Appelbaum's account of what happened next, published on his personal blog, has created a firestorm of rumors about Citibank's ATM system. He says a Citibank customer service agent at first told him there was a major problem with Canada's ATM systems.

Citibank hasn't done much to quell the rumors, issuing only a vague statement Monday evening confirming a much less dramatic story. The statement indicated that the bank had detected "fraudulent ATM cash withdrawals on Citi-branded MasterCard credit and debit cards used in the UK, Russia and Canada." As a result, some debit cards had been shut off, said Citibank spokeswoman Elizabeth Fogarty.

Data leaks
A series of consumer accounts had been compromised during data leaks by third-party U.S. retailers, Fogarty said. She would not indicate which retailers were involved. Impacted accounts had been placed on a watch list.

Video: Debit card fraud It's customary for credit and debit card issuers to monitor accounts for fraud after credit card data is stolen from a merchant. Often, the accounts aren't canceled until there's evidence they are actively being used in fraud.

"To protect customer accounts that were affected, we placed a special transaction block in those three countries on PIN based transactions," Citibank said in its statement. "We are currently reissuing cards, as appropriate."

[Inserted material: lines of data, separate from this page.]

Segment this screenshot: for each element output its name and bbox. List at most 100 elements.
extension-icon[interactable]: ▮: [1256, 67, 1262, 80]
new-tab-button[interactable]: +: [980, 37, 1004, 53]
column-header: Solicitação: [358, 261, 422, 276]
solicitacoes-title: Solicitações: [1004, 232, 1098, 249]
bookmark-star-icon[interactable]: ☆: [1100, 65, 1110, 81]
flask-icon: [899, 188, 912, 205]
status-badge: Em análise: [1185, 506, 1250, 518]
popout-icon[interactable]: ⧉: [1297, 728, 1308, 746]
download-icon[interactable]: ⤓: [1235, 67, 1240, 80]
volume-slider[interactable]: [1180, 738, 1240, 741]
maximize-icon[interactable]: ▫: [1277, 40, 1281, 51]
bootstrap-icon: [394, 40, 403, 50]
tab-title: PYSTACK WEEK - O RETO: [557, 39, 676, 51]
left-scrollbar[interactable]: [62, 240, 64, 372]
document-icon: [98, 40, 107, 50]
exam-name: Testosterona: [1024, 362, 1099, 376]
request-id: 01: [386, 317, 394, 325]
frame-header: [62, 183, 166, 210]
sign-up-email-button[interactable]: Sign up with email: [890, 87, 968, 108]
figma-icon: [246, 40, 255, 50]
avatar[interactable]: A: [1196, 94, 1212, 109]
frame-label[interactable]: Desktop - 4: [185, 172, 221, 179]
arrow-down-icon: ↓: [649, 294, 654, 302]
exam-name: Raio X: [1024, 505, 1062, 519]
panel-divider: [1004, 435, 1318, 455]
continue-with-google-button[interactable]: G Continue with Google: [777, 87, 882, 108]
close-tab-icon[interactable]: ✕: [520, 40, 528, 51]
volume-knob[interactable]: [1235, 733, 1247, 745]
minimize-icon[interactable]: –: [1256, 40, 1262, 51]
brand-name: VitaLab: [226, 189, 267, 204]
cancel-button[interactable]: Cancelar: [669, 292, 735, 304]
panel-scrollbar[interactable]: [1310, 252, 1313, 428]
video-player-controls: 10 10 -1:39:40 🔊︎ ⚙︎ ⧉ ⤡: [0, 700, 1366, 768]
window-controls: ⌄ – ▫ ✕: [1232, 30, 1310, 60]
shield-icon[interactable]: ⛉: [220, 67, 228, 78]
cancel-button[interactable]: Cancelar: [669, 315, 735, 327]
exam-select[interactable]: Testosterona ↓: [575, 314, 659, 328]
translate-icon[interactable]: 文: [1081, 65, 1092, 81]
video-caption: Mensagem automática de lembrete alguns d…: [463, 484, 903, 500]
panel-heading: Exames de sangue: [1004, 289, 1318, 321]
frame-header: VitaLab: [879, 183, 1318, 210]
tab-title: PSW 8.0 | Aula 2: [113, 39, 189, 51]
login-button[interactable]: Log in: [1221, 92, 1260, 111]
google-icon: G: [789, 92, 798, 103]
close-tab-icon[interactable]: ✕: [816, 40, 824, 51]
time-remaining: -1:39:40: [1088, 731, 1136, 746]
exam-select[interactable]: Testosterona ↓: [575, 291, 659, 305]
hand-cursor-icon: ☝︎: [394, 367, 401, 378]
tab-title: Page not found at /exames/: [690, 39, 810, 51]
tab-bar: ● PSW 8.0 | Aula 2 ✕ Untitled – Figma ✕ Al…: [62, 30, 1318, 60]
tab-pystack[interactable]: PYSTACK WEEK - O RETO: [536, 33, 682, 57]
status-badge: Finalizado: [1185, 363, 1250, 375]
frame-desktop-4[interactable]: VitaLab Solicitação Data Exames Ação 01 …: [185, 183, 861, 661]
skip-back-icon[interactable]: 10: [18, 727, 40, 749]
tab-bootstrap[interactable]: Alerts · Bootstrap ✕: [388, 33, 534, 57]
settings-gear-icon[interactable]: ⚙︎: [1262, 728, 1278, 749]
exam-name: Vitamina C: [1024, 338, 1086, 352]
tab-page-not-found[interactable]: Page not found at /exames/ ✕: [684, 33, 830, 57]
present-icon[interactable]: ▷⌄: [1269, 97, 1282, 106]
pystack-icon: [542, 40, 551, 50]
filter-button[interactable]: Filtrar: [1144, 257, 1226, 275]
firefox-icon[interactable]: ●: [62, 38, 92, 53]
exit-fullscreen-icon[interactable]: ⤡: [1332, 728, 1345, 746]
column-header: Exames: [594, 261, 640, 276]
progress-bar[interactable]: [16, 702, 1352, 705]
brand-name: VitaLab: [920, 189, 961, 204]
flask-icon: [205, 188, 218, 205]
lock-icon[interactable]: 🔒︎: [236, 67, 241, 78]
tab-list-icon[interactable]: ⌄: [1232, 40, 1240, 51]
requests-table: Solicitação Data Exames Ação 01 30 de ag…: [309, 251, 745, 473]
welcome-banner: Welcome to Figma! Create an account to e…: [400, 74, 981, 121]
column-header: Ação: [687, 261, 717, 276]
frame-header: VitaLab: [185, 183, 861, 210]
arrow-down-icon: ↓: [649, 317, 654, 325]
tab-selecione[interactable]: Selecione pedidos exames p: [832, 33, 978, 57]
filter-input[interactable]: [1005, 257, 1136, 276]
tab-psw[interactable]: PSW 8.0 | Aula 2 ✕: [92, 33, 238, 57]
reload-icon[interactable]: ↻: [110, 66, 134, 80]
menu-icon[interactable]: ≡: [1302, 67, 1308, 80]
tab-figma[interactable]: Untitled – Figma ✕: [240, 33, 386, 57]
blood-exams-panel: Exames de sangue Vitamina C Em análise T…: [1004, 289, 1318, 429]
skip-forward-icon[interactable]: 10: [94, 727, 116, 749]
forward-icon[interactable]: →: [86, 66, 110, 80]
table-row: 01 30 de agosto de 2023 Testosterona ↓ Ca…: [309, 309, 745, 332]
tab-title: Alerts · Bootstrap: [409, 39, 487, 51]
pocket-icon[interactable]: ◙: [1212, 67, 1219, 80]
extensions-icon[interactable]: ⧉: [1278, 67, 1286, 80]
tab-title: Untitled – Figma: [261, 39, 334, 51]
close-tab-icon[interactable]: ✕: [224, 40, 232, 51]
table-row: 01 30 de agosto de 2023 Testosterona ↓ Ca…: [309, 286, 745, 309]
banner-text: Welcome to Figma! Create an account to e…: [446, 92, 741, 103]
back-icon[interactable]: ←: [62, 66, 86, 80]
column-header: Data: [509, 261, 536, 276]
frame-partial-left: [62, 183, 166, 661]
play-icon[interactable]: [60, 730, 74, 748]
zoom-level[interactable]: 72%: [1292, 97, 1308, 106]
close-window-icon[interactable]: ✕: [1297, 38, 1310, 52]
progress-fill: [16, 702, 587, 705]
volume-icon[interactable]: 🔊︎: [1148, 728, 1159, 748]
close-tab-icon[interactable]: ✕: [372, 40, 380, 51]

Fogarty wouldn't say how many consumers were on that list, saying only it involved a "small number of accounts." But she did say that it's unlikely consumers would find out unless they traveled to Canada, the United Kingdom or Russia. In other words, some Citibank customers are currently carrying cards that will be useless for withdrawing funds in some foreign countries, but like Appelbaum, consumers won't find out there's a problem until they travel.  Even calling ahead, like Appelbaum did, apparently won't head off trouble.

Meanwhile, Appelbaum finds himself in a curious situation. His card has not been completely shut down; it's only blocked from PIN-based transactions. He can still make credit-card style purchases, called "signature-based debit" by the industry. But he can't use his PIN and get cash back from retailers when he shops, and he can't make ATM withdrawals.

Asked why a card suspected of cash withdrawal fraud could still be used for credit purchases, Fogarty said this: "We detected fraudulent ATM cash withdrawals on a small number of accounts affected by a third party breach in the US in 3 countries, which is why that functionality was blocked."

Being in a foreign country with no access to cash — and only a working credit card — is more of a hassle than it appears, Appelbaum said. Without cash, he couldn't get around until he purchased a monthly bus pass with his credit card. Using it cost him an extra $5 in fees.

Fogarty said Citibank will provide additional information about the situation later on Tuesday.

Speculation about the incident on Internet sites was rampant, with many writers trying to peg the Citibank incident to a specific data leak.

Purloined PIN codes?
Gartner analyst and fraud expert Avivah Litan noted that Citibank was clearly reacting to fraud involving stolen PIN codes — which hints at a more severe problem than stolen credit cards. Criminals with access to PIN codes can wreak far more havoc on consumer accounts.  Stolen PIN codes would allow a criminal to access a consumers' entire bank account.

Litan wondered why Citibank didn't inform all consumers who are impacted by the incident.

"What's frustrating for people is the feeling, 'I'd like to know if I'm in that lot,'" she said. Consumers face a bigger hassle getting refunds from debit card fraud than from credit card fraud. More important, credit card fraud liability is capped at $50.  Consumers who are hit by debit card fraud can lose the entire balance of their accounts, if they don't report the incident promptly.

For now, Appelbaum says Citibank is issuing a new debit card but won't send it to him in Toronto — instead, the card is being sent to his California home, where a friend will reroute it to him in Toronto.